We were not alone in this. Law firms pointing Copilot at decades of unstructured case files. Insurance companies letting AI summarise policy documents that contradict each other. Financial advisers deploying chatbots grounded in out-of-date regulatory guidance. The wrapper trap is not a training company problem. It is the defining failure pattern of the first wave of enterprise AI adoption.

We refused to ship it. If we were going to build something worth subscribing to, it could not be a wrapper that hallucinated its way through members' real problems.

To truly use AI Agents across your business, you don't need better connectors between your fractured platforms. You need one platform, one codebase, and one database.

When everything lives in one architecture, AI can reach across every part of the business. Member data, content, subscriptions, community discussions: all of it queryable, all of it grounded in truth. Trying to achieve that across four separate platforms you do not own is not just slower. It is structurally impossible.

So Collab365 did not just build a new UI. We did the brutal work of extracting our entire ecosystem into a single, clean, AI-readable architecture. And we completely redefined what the system would produce.

The Scope Had Changed

By the time we had faced down the data quality problem and the hallucination problem, we had stumbled into a third problem that was arguably the biggest of all.
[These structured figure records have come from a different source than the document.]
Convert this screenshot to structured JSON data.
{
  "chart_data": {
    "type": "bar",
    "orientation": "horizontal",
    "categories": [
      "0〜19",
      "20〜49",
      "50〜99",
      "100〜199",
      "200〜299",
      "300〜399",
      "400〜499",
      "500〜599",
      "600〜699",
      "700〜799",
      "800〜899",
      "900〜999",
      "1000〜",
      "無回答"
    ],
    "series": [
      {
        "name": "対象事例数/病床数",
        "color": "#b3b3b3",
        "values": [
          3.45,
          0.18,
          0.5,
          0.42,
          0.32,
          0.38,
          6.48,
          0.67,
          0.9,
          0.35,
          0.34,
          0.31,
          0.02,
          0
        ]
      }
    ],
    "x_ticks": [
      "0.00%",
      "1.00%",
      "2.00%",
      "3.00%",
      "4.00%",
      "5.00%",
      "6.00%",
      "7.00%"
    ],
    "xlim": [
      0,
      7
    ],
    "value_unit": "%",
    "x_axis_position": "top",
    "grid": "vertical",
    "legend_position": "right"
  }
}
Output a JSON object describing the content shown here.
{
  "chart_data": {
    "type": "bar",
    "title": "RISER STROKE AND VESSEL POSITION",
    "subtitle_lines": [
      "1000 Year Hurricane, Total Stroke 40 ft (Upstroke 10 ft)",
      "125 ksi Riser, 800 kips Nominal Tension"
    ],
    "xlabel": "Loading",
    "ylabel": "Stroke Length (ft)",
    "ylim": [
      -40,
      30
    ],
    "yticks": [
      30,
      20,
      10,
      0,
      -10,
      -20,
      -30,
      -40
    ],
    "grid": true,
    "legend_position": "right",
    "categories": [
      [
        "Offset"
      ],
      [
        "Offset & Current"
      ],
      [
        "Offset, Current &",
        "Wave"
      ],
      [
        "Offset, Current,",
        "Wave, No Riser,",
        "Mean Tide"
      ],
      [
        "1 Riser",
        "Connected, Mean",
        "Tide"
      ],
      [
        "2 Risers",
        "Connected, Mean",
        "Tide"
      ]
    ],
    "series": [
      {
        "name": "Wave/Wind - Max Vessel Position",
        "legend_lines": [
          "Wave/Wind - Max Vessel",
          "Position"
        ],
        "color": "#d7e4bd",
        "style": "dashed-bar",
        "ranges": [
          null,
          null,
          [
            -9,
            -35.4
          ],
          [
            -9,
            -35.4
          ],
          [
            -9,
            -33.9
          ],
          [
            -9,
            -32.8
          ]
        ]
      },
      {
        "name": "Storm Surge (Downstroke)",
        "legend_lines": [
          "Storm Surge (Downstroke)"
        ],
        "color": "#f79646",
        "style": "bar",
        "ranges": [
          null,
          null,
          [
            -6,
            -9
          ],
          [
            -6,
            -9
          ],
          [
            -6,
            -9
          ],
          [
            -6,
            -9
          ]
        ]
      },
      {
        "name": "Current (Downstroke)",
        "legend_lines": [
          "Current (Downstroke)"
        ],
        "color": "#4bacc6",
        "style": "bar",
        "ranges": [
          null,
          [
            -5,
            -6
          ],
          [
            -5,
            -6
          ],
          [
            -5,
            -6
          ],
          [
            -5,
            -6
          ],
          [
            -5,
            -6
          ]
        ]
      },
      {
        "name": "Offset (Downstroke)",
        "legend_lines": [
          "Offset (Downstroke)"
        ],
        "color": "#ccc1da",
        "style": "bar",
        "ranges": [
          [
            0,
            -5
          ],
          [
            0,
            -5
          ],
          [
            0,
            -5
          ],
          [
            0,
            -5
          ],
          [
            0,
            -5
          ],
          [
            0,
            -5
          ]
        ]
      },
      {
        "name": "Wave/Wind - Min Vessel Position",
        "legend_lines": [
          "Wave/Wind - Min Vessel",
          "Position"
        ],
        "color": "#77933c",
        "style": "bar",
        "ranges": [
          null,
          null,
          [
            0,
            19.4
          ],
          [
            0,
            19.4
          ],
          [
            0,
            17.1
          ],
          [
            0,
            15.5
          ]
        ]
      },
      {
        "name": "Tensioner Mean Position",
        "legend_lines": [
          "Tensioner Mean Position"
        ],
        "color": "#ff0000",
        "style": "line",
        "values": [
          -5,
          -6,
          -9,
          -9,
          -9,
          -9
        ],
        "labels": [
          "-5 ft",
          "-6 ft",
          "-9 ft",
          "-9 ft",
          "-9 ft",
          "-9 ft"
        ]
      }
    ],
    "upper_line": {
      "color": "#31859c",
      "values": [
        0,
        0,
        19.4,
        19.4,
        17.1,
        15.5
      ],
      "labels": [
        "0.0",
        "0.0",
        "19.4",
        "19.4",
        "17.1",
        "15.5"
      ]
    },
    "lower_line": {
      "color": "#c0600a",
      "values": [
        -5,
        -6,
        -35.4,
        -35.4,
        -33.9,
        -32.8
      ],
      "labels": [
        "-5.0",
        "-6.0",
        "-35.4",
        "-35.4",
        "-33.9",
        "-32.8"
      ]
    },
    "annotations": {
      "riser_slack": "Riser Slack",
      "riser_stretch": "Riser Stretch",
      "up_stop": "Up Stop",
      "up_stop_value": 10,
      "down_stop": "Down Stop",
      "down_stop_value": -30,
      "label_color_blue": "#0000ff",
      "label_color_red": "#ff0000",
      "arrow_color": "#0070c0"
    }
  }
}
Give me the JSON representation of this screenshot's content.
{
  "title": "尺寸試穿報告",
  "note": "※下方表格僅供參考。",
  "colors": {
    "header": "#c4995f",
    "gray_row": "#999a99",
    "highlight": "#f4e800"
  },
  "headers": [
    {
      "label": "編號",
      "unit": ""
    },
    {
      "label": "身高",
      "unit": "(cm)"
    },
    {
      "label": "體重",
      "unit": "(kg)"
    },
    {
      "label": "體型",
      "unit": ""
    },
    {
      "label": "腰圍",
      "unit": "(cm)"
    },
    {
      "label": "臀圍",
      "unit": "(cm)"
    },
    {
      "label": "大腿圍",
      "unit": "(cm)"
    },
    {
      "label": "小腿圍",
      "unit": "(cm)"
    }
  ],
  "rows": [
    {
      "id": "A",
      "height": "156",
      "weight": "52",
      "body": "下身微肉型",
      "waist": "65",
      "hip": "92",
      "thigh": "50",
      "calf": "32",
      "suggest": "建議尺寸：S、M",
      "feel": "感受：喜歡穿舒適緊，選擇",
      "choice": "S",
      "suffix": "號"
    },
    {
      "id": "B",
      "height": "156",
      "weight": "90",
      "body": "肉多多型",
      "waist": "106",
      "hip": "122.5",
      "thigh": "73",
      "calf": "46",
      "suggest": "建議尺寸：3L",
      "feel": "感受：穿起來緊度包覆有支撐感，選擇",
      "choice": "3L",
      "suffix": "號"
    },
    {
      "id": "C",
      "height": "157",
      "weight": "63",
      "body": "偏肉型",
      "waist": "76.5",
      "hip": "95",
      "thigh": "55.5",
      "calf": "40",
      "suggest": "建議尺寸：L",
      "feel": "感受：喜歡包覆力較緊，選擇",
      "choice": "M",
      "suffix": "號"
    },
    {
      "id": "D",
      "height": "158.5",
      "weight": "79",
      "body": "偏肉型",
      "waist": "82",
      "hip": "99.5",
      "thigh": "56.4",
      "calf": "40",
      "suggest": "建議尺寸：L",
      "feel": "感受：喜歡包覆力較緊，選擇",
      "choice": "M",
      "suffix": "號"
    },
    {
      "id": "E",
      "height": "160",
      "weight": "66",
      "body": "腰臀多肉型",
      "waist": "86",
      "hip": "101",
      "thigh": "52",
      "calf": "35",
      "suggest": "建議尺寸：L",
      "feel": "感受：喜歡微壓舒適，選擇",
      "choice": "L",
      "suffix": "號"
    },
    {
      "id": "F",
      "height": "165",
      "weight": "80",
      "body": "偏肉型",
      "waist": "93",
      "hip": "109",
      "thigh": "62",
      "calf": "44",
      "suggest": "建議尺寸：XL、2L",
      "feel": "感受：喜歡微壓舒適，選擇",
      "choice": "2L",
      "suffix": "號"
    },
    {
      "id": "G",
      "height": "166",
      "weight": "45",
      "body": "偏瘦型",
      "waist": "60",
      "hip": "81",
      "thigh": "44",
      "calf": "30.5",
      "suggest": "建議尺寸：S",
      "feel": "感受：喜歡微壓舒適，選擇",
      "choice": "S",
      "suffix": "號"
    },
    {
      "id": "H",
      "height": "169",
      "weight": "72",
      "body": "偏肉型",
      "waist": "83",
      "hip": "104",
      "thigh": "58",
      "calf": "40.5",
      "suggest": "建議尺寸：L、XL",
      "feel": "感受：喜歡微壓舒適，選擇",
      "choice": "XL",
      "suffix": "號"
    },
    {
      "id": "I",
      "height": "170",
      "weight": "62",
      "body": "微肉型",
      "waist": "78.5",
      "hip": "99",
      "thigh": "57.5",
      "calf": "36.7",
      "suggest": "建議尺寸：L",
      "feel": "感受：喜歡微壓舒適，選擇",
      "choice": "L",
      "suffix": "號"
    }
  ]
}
The industry we had been training people to navigate no longer existed in the shape it had been.

We had been a Microsoft 365 training company. That felt like a safe, defined scope: one ecosystem, one audience, one established partner. But AI did not arrive as a Microsoft product. It arrived everywhere at once. OpenAI. Anthropic. Google. Meta. Mistral. New models and new capabilities were landing every few weeks from vendors we had never trained anyone on.

Microsoft did not even have an established large language model of their own when ChatGPT shipped. They had to scramble to integrate OpenAI into what became Copilot. The defined, stable Microsoft ecosystem that had anchored our business for fourteen years was now just one player in a much larger and faster-moving field.

Our members stopped asking how to use Power Apps. They started asking how to evaluate which AI model was right for their workflow. How to build automation that worked across tools from different vendors. How to deploy agents in platforms that had not existed six months earlier.

Software-specific, vendor-specific training had stopped cutting it. The questions had become vendor-agnostic, and so had the answers.

We needed to stop teaching people how to use specific software and start teaching them the underlying strategies and techniques of AI and automation that work regardless of which vendor they happen to be using this month.

Proving the Theory First

We knew the wrapper was a dead end. We knew we had to build an entirely new, single architecture that native AI could read and trust. But burning down fourteen years of legacy platforms to build a clean engine from scratch was a massive, risky pivot.

Before we committed to that pain, we had to know if the destination was actually worth it. Could humans and AI actually work together to produce world-class, vendor-agnostic problem-solving content at an industrial scale? We had to prove the theory.

Before we built anything new, we ran an experiment. We forced ourselves to use AI to generate new content completely manually. It nearly broke us.